I would DEFINITELY want this. I have some 12v tools and such that I want to be properly powered.
Is that regular car mechanics that do it, or some special outfits?
I am moderately handy, as in, I can fix welding machines, diesels etc (simple fixes only), but I would like this done nicely and properly.
Reply to
Just make sure that you don't use crappy wire crimpers and pull test each termination. If you can't put 15 pounds of tug on the terminal, well, the wire pops out. Not good.
Reply to
I crimp stuff all the time, my crimps are decent.
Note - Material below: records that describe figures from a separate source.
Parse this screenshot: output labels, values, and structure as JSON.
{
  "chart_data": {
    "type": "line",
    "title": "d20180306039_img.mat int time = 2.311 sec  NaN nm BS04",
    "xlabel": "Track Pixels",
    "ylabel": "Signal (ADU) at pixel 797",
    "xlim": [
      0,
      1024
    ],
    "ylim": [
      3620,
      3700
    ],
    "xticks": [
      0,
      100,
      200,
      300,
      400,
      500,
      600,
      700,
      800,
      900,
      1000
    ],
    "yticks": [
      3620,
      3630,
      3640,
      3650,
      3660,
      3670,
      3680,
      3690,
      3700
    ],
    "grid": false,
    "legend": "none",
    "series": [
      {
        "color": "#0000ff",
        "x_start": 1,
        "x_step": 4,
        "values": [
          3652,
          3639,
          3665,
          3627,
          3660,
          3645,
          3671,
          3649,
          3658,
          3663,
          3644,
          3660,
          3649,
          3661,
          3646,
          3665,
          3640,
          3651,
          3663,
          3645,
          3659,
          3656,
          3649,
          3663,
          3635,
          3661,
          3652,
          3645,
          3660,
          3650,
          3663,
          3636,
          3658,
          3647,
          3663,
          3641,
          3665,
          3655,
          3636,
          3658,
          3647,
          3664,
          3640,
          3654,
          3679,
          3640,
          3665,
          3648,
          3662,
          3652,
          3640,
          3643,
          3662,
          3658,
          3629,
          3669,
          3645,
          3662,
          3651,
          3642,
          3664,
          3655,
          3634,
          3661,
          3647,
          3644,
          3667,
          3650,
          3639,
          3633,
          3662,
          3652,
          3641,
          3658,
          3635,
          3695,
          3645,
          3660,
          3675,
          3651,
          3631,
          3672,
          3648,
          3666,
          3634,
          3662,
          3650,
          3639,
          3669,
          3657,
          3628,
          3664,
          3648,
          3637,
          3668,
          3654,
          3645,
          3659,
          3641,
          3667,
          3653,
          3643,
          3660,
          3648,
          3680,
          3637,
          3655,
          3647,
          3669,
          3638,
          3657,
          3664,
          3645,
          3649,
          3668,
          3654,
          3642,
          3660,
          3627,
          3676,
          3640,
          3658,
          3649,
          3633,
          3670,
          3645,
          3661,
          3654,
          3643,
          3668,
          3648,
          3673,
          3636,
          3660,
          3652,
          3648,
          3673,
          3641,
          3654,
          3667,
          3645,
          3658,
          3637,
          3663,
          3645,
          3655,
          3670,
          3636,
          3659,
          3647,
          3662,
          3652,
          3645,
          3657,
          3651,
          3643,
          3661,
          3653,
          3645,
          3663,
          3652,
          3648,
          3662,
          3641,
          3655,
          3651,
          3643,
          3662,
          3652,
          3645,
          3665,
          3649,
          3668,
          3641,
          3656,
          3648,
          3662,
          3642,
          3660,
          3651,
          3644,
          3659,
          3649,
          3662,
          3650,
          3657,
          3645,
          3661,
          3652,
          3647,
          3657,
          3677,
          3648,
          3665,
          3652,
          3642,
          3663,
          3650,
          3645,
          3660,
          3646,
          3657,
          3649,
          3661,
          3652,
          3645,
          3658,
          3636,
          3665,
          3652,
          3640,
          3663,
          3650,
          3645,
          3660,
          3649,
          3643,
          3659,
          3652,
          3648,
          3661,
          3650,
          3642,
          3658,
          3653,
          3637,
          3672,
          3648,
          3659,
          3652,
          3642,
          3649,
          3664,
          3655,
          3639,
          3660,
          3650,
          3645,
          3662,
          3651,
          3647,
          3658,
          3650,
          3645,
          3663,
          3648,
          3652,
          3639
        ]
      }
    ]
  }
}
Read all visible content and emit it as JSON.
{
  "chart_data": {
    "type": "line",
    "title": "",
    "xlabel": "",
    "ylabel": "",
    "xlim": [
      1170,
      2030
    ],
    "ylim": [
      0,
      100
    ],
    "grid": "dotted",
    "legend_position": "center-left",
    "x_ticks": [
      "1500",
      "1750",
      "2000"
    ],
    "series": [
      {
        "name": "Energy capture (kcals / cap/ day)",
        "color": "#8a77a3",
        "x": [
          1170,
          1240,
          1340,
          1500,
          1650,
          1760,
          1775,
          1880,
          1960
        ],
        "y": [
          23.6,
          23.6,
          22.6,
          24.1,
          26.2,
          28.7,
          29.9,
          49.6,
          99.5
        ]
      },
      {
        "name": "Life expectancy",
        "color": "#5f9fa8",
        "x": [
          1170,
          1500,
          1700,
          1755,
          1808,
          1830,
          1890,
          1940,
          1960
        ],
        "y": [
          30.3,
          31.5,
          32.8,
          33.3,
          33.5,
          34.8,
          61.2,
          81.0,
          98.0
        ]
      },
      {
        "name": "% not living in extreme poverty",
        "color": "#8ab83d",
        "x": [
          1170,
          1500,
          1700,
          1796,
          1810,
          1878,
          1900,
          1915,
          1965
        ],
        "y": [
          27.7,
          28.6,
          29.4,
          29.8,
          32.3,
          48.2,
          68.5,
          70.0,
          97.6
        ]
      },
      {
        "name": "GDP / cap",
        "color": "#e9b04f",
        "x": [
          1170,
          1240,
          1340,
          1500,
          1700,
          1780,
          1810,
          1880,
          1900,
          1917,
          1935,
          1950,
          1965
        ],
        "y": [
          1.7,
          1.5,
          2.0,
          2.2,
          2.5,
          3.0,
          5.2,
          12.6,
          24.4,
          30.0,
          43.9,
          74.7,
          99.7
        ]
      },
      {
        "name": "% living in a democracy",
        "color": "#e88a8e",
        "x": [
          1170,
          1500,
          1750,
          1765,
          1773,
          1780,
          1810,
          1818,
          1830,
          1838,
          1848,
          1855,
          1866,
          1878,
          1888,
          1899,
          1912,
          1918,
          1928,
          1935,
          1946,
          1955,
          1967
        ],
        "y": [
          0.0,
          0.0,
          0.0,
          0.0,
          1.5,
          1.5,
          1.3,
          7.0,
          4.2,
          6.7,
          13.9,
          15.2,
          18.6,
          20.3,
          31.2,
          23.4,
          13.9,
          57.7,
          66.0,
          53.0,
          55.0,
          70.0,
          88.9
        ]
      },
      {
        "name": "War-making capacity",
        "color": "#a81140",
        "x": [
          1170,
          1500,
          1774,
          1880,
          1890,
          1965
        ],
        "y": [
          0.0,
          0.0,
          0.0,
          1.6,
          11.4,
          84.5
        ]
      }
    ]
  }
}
I usually use a pneumatic crimper.
Now, my other question is, where to plug in that fuse block, I mean into which part of the truck's electrical is it usually plugged in.
Reply to
Pop the under-hood fuse/relay box cover and look for some metal plates that have a threaded hole. You will have to run wire from that point out of the box and through the firewall. That's the easiest location that has a workable terminal size and a built in fuse placement.
If your choice is to mount the new fuse-block under the hood and run multiple wires through the fire-wall, the above location or the main junction block may be used. A factory terminated cable might work for this if you are willing to run it un-fused to the new fuse-block, or you may get a fusible link that is factory terminated. Just make sure that the wire does not rub on anything and get some of that split tube to wrap it with.
Reply to
I checked the panel near the driver (inside the cab).
There was a AUX fuse in it, however, it was not blown. I think that a wire going into the AUX socket got unsoldered due to temperature rise from poor contact.
That should be easy to fix, but also, I will install a proper fuse block and will connect some loads (like inverter) to that instead of the cigarette style AUX socket.